Hi, I have other questions.

  1. For the first frame of optical flow, will the watershed sampler algorithm definitely sample the position of the maximum optical flow value?
  2. When training, do you want the sparse optical flow obtained after cmp to be exactly the same as the dense optical flow extracted from the original video? I mean, training is just to enable the model to learn the guiding role of any optical flow, not to completely restore the video, right?
MyNiuuu commented 4 months ago

So my question is what is the number of nms_ks in the flow_sampler function you used in the watershed sampler? I set it to 3 to get sampling points as much as possible,but it hard to just use these points to reconstruct the ori video, is this normal?

We set nms_ks=15 during the training process. I think nms_ks=3 may be a little small to train the model.

Btw,I found that one of the possible reasons is that the mask are all taken from the first frame. If an object in the first frame does not move, it is difficult for the Watershed algorithm to sample there, resulting in a lack of guidance for this object in the sparse flow guidance sequence, so the reconstruction effect is not ideal, right?

Yes, the watershed algorithm is unable to sample points that remain stationary in the initial frame. However, this may not significantly impact the model's training, as it is unnecessary and even inadvisable to sample every moving part throughout the video.

Okay,thank you for ur reply, When will you open source the training code?

I am starting to prepare the release of training codes since our paper has been accepted for ECCV'24. I think that the training codes will be made available within a week 🤔.

Hi, I have other questions.

  1. For the first frame of optical flow, will the watershed sampler algorithm definitely sample the position of the maximum optical flow value?
  2. When training, do you want the sparse optical flow obtained after cmp to be exactly the same as the dense optical flow extracted from the original video? I mean, training is just to enable the model to learn the guiding role of any optical flow, not to completely restore the video, right?

Sorry for the late reply, busy days.

For the first frame of optical flow, will the watershed sampler algorithm definitely sample the position of the maximum optical flow value?

Actually I am not very sure about the answer to this question, I think yes, will the watershed sampler algorithm definitely sample the position of the maximum optical flow value. You can check the codes now since I have just already released the training codes.

When training, do you want the sparse optical flow obtained after cmp to be exactly the same as the dense optical flow extracted from the original video?

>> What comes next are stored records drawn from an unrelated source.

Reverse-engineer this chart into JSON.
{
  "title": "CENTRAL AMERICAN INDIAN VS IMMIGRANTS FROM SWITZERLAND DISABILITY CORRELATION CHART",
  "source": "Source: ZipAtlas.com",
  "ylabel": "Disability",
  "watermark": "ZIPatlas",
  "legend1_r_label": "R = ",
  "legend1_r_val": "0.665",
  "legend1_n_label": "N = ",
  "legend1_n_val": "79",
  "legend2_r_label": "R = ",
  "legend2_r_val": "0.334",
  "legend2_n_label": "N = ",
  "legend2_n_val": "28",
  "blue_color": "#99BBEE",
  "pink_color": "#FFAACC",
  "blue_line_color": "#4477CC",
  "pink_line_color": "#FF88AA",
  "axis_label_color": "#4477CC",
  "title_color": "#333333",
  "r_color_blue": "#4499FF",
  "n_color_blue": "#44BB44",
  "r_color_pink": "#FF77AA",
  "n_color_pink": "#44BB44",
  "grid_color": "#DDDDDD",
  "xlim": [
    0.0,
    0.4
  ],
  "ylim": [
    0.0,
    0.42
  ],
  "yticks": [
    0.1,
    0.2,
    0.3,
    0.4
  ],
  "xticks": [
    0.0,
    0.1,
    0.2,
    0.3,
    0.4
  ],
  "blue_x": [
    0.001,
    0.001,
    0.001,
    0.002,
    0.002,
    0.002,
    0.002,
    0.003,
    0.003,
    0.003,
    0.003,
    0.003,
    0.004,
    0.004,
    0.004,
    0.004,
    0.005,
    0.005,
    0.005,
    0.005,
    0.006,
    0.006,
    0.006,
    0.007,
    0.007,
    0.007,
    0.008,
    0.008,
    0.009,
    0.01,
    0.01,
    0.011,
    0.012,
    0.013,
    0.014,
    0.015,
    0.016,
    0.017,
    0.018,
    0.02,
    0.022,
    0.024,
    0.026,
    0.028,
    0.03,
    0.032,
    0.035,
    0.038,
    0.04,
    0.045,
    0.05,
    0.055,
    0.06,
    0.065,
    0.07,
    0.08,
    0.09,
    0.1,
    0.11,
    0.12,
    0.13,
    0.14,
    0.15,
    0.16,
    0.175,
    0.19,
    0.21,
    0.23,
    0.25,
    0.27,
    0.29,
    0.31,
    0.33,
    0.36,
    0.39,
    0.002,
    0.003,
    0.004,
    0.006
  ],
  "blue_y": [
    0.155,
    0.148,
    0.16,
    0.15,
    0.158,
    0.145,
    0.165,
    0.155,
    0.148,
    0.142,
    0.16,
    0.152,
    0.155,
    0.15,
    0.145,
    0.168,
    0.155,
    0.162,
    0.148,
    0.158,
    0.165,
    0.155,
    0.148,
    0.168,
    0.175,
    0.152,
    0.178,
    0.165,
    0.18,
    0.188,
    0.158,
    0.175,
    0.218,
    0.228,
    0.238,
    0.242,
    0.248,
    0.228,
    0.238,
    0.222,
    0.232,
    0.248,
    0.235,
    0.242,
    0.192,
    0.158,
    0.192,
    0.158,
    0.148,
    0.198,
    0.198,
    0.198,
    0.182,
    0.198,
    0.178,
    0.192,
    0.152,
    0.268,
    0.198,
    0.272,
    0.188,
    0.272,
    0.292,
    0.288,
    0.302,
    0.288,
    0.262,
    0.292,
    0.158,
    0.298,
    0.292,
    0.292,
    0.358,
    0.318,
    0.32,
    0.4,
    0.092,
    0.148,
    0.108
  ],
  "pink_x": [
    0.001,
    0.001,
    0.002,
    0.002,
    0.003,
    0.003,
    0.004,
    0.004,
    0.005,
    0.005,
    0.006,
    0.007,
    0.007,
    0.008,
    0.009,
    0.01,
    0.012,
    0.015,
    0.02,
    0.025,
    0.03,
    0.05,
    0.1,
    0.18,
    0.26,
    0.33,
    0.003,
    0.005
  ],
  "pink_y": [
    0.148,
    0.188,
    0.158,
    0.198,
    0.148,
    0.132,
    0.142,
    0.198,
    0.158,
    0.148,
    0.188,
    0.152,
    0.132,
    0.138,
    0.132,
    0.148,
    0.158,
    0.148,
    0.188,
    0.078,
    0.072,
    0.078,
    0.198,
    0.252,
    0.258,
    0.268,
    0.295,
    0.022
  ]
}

No. This is the last thing I expect😂. This will make the model depend on flow too much and lack enough generation ability.

I mean, training is just to enable the model to learn the guiding role of any optical flow, not to completely restore the video, right?

Yes, our goal is to use a rough flow as guidance, that is to say, given an in accurate optical flow from CMP, the model can still generate semantically meaningful videos that correctly reflect the intention of the user.

By the way, I have just released the training codes, you can check for details.

Best regards,

TomSuen commented 4 months ago

Thank you very much for your kind reply! I feel I have almost fully understood your work.